Question 3.7.2: Compute the field due to a cylindrical magnet of radius R an...
Compute the field due to a cylindrical magnet of radius R and length L that is polarized along its axis with uniform magnetization
M = M_{s}\hat{z},
The magnet is resting on an infinite plate. Assume that the plate has an infinite permeability μ ≈ ∞ (Fig. 3.45a).
We replace the plate by an image magnet (Fig. 3.45b). The image magnet is identical to the source magnet, and positioned as shown. From symmetry, we know that the field due to the two magnets will satisfy the boundary conditions (3.301) at the interface. The resulting magnet structure is equivalent to a single magnet of length 2L (Fig. 3.45c).

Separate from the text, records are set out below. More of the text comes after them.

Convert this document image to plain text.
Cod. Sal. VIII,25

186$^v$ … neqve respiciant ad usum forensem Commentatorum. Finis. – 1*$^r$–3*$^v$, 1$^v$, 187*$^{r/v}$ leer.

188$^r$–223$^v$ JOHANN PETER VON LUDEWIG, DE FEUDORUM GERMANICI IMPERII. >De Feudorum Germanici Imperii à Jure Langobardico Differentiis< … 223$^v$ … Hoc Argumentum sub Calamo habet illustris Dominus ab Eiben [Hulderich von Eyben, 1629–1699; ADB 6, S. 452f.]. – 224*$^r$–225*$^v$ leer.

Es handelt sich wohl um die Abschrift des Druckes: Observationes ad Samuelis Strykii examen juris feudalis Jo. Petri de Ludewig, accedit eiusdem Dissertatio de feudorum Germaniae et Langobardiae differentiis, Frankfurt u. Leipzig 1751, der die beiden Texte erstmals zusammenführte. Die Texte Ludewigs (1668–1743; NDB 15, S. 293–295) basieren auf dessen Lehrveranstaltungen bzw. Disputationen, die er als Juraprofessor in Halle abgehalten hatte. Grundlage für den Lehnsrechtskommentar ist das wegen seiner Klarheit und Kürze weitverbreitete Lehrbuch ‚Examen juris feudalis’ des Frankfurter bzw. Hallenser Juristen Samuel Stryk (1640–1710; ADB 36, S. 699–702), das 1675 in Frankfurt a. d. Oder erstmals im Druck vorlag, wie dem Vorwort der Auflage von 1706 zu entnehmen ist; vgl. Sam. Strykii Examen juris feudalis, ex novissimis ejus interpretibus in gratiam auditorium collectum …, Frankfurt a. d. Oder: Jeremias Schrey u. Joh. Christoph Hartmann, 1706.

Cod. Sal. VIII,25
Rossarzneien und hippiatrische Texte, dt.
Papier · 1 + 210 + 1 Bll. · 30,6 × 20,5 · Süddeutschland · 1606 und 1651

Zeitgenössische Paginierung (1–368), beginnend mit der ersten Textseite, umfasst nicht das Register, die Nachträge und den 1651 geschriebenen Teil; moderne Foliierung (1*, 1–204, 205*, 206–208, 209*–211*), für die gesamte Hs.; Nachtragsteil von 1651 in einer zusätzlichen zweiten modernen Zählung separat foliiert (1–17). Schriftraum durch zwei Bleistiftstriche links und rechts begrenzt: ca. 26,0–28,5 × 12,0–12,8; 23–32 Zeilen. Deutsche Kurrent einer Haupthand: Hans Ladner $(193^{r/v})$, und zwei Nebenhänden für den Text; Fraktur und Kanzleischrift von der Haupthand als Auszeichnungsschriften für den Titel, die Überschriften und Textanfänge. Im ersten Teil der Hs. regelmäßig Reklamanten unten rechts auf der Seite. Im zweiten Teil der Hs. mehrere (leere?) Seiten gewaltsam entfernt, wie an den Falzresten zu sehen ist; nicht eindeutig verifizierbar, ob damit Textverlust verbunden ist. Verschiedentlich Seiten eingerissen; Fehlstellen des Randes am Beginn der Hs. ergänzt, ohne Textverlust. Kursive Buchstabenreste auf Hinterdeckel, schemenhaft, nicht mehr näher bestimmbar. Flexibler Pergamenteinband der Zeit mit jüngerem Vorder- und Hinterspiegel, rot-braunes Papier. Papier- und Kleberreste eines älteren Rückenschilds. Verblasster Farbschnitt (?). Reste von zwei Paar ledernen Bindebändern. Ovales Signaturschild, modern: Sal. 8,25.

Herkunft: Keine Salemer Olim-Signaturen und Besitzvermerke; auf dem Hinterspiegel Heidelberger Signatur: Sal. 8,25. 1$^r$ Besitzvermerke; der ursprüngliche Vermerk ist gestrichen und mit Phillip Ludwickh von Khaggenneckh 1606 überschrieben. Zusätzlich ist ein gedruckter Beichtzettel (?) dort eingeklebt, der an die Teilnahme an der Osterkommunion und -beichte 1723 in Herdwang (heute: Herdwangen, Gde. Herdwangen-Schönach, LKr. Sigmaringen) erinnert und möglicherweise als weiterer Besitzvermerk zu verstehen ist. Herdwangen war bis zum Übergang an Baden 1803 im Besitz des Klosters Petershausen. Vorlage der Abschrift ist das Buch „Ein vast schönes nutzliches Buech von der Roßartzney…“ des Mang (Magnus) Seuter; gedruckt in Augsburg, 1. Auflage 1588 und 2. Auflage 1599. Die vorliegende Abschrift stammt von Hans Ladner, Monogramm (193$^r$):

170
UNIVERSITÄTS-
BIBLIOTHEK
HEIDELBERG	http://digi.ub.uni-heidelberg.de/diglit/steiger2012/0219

Thus, the field is given by Eq. (3.98) with L replaced by 2L:
Eq. (3.98): B_{z}(z)=\frac{μ_{0}M_{s}}{2} [\frac{z+(L)}{\sqrt{(z+L)^{2}+R^{2}}} – \frac{z}{\sqrt{z^{2}+R^{2}}}].
B_{z}(z)=\frac{μ_{0}M_{s}}{2} [\frac{z+(2L)}{\sqrt{(z+2L)^{2}+R^{2}}} – \frac{z}{\sqrt{z^{2}+R^{2}}}]. (3.303)